In states that have no-fault auto insurance, you have to file a claim to get some form of compensation.

  • Adjuster

An adjuster is a common terminology in auto insurance is a person who evaluates your car insurance claim before deciding whether the insurance needs to cover the loss.

These individuals take up your claim and investigate the extent of the loss and the amount payable. Adjusters conduct interviews, inspect the accident site, peruse through the police reports and take witness statements.

From time to time, an adjuster may consult with specialists such as physicians and engineers in the course of determining a claim. Subsequently, they prepare comprehensive reports and submit them to the insurance company.

  • Covered Loss

Typically, car insurance companies will pay the insured for any loss or damage to the vehicle after an accident. It includes replacements of accessories and spare parts.

The insurance may be paid in cash or in part. If the cost of repairing is more than buying a new car, the insurer may opt for the latter.

  • Deductible

In auto insurance, a deductible is cash payable by the insured after a comprehensive cover. It’s more like a co-pay and it’s an out-of-pocket cash payment.

Normally, the insurer will specify this in the contract and quote a certain percentage of the deductible amount. For instance, if the auto accident costs you $5,000 to repair your vehicle, you may pay a deductible of $1,000 or 20% of the repair cost.

  • Car Insurance Premium

An auto insurance premium is more like an insurance bill payable monthly, quarterly, half-yearly, or yearly. It’s the amount of money you must pay for your insurance to stay valid. Typically, you’ll agree on this figure when signing up for coverage.

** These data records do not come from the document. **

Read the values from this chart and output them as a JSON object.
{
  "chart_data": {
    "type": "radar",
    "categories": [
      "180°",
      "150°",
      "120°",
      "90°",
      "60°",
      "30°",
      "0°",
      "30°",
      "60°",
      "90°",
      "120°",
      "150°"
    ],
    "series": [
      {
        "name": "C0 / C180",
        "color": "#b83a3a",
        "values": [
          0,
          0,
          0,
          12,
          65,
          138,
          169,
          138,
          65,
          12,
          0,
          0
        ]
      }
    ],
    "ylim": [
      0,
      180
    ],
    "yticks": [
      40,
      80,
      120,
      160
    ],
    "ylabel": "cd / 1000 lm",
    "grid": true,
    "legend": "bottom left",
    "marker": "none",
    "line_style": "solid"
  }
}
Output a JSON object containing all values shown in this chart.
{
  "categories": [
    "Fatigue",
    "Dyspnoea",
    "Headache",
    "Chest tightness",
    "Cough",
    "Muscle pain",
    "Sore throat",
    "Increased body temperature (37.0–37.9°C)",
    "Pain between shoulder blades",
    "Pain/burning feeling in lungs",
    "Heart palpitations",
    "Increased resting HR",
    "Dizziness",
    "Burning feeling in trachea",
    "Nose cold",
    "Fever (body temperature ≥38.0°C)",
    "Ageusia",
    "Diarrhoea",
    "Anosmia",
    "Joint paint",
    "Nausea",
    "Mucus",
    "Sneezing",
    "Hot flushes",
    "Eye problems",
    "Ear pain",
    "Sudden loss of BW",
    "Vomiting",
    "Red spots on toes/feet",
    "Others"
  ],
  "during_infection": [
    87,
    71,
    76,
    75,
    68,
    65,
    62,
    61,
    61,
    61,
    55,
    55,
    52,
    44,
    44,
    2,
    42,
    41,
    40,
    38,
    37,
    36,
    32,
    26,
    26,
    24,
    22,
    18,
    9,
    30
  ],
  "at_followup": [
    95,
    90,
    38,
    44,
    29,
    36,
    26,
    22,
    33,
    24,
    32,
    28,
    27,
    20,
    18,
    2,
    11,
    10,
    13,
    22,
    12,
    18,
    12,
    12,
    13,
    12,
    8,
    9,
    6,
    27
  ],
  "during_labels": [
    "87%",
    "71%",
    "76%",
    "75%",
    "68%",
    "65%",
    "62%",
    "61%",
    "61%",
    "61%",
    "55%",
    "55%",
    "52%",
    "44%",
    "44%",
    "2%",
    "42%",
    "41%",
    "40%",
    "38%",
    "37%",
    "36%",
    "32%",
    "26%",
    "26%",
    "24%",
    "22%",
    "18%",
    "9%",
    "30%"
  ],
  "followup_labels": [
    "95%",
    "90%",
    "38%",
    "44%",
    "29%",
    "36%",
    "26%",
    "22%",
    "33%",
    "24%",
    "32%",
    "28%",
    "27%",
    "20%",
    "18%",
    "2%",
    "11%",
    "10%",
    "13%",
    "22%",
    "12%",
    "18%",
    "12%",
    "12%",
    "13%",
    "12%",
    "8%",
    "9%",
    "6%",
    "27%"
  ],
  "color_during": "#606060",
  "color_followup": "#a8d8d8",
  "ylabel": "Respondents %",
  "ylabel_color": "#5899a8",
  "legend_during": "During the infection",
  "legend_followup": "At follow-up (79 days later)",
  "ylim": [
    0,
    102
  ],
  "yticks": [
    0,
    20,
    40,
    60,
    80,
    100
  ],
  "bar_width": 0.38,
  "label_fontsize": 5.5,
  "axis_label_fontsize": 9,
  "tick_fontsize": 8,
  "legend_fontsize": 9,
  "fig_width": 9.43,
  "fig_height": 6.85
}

A car insurance premium depends on many factors, such as:

  • The cost of the vehicle
  • Driving history
  • Discounts,
  • Deductible amount
  • Car type
  • Credit history
  • Number of persons on the policy
  • Policy Tenure

Policy tenure is the period the insurance plan will run. In the US, most car insurance policies last between six months and one year.

Generally, there’s an automatic renewal at the end of the auto policy tenure. For most insurers, you can enjoy a discount by paying annual premiums instead of monthly. Before you get a quote, it is essential to choose your desired repayment term.

  • Certificate of Satisfaction

As the name suggests, a certificate of satisfaction is a document signed by the insured to certify that they are content with repairs on their motor vehicle. Once you submit this document, the service provider closes the claim.

  • Emergency Road Service Coverage

The Emergency Road Service coverage includes the cost of towing your car to a repair shop. It covers vehicles that won’t start, especially unroadworthy types. In addition, junks are likely to break down on the highway or any other road, hence the need for towing to the nearest auto repair shop.

  • Medical Claim Examiner

A medical claim examiner (MCE) is an expert who generates reports on various applications and claims. In so doing, the MCE ensures the payments are made in accordance with the policy terms, and the injured person gets full compensation.

The MCE may consult with other medical professionals and review the medical reports to examine a health claim. Also, the MCE also evaluates all the bills, lost employment income, and replacement services. They quantify the injuries on you, passengers, or third parties due to the accident.

The scope of the evaluation depends on your state as well as the coverage.

Conclusion

Most vehicles registered in the US must be covered by liability insurance to cover damage or loss covered to others. When seeking a car insurance policy for your car, it’s important to understand the requirements for your state since these may differ from state to state.

Besides, it’s crucial to get acquainted with the terms in your policy document. Your insurer should provide all answers to any concerns you may have.